ECB researchers claim that EU banks have already reduced climate risk

The European Central Bank (ECB)’s climate-related supervision has already led to an improvement in banks’ risk exposure and management, and increased capital allocation towards green finance, according to researchers at the central bank.

The European Central Bank (ECB)’s climate-related supervision has already led to an improvement in banks’ risk exposure and management, and increased capital allocation towards green finance, according to researchers at the central bank.

Environmental Finance reports that the researchers observed “significant impacts” in these areas among large EU banks, attributing these changes to the ECB’s supervisory efforts, including its 2020 Guide on climate and environmental risks, its risk management expectations for banks, and its 2022 climate risk stress test.

Their conclusions were drawn from assessing the impact of the ECB’s climate-risk-related supervision from 2020 on large banks’ climate risk ratings from Bloomberg, as well as banks’ issuance of green bonds, their ‘ESG AUM,’ and their lending to ‘green versus brown’ debtors.

The researchers adapted their methodology to control for any actions taken by the banks in the sample between 2015 and 2020, they write.

The authors reported stronger positive impacts on green lending and risk exposure reduction compared to increases in ‘ESG assets under management (AUM)’ and green bond issuance.

The findings suggest that as banks gain more information due to climate-risk-related supervisory efforts, their capabilities improve.

Anticipating future climate risk-related capital requirements, banks begin focusing on reducing their climate risk exposure and increasing green capital allocation, the authors state.

However, the paper does not assess whether large banks have met the ECB’s expectations, which they must meet by the end of this year or face penalties.

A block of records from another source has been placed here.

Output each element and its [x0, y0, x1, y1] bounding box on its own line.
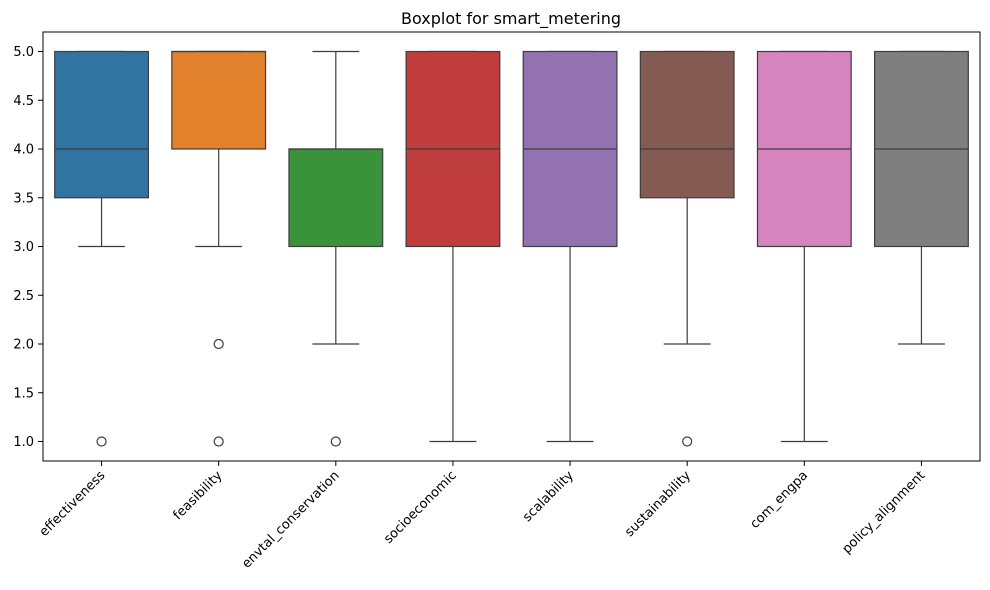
x-tick-label: scalability — [520, 468, 577, 525]
x-tick-label: feasibility — [170, 468, 225, 523]
outlier-point — [682, 436, 693, 447]
x-tick-label: sustainability — [622, 468, 694, 540]
box-group-socioeconomic — [405, 50, 501, 443]
box-group-envtal_conservation — [288, 50, 384, 447]
outlier-point — [330, 436, 341, 447]
x-tick-label: socioeconomic — [381, 468, 460, 547]
x-tick-label: effectiveness — [37, 468, 109, 540]
outlier-point — [213, 338, 224, 350]
y-tick-label: 2.5 — [13, 289, 34, 304]
x-tick-label: com_engpa — [748, 468, 812, 532]
y-tick-label: 2.0 — [13, 338, 34, 353]
outlier-point — [213, 436, 224, 447]
box — [171, 50, 267, 150]
box — [288, 148, 384, 248]
y-tick-label: 1.5 — [13, 386, 34, 401]
chart-title: Boxplot for smart_metering — [401, 9, 621, 29]
plot-area — [54, 50, 969, 447]
y-tick-label: 3.5 — [13, 191, 34, 206]
y-tick-label: 3.0 — [13, 240, 34, 255]
box — [54, 50, 150, 199]
y-tick-label: 1.0 — [13, 435, 34, 450]
y-tick-label: 4.5 — [13, 94, 34, 109]
x-tick-label: policy_alignment — [840, 468, 929, 557]
y-tick-label: 5.0 — [13, 45, 34, 60]
box-group-scalability — [522, 50, 618, 443]
box-group-sustainability — [639, 50, 735, 447]
box-group-com_engpa — [756, 50, 852, 443]
x-tick-label: envtal_conservation — [239, 468, 342, 571]
box-group-policy_alignment — [873, 50, 969, 345]
box-group-feasibility — [171, 50, 267, 447]
y-tick-label: 4.0 — [13, 143, 34, 158]
box-group-effectiveness — [54, 50, 150, 447]
outlier-point — [96, 436, 107, 447]
box — [639, 50, 735, 199]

The authors acknowledge data quality and availability issues, including potential greenwashing, but express confidence in their results, which cover the 113 largest ‘significant banks’ directly supervised by the ECB and subject to its climate risk management expectations.

The views in the paper do not necessarily reflect those of the ECB or the Single Supervisory Mechanism network of EU national supervisors, but are those of ECB researchers Lena Schreiner and Andreas Beyer.

They recommend that supervisory authorities continue these efforts due to their positive effect on banks’ risk reduction, a core mandate of supervisory authorities.

“It is important to announce the continuation early on, since we have seen that the expectation of climate risk-related supervisory efforts already leads to positive effects,” they write.

Additionally, policymakers, regulators, and supervisory authorities should focus on improving climate risk-related data availability, data quality, and standardization of indicators.

While the paper emphasises the ‘soft transmission mechanism’ initiated by the ECB, which enhances information, capabilities, and signaling effects, the authors note that introducing a ‘green supporting factor’ or ‘brown penalising factor’ could further spur the transition, though it might face political resistance that could hinder its implementation.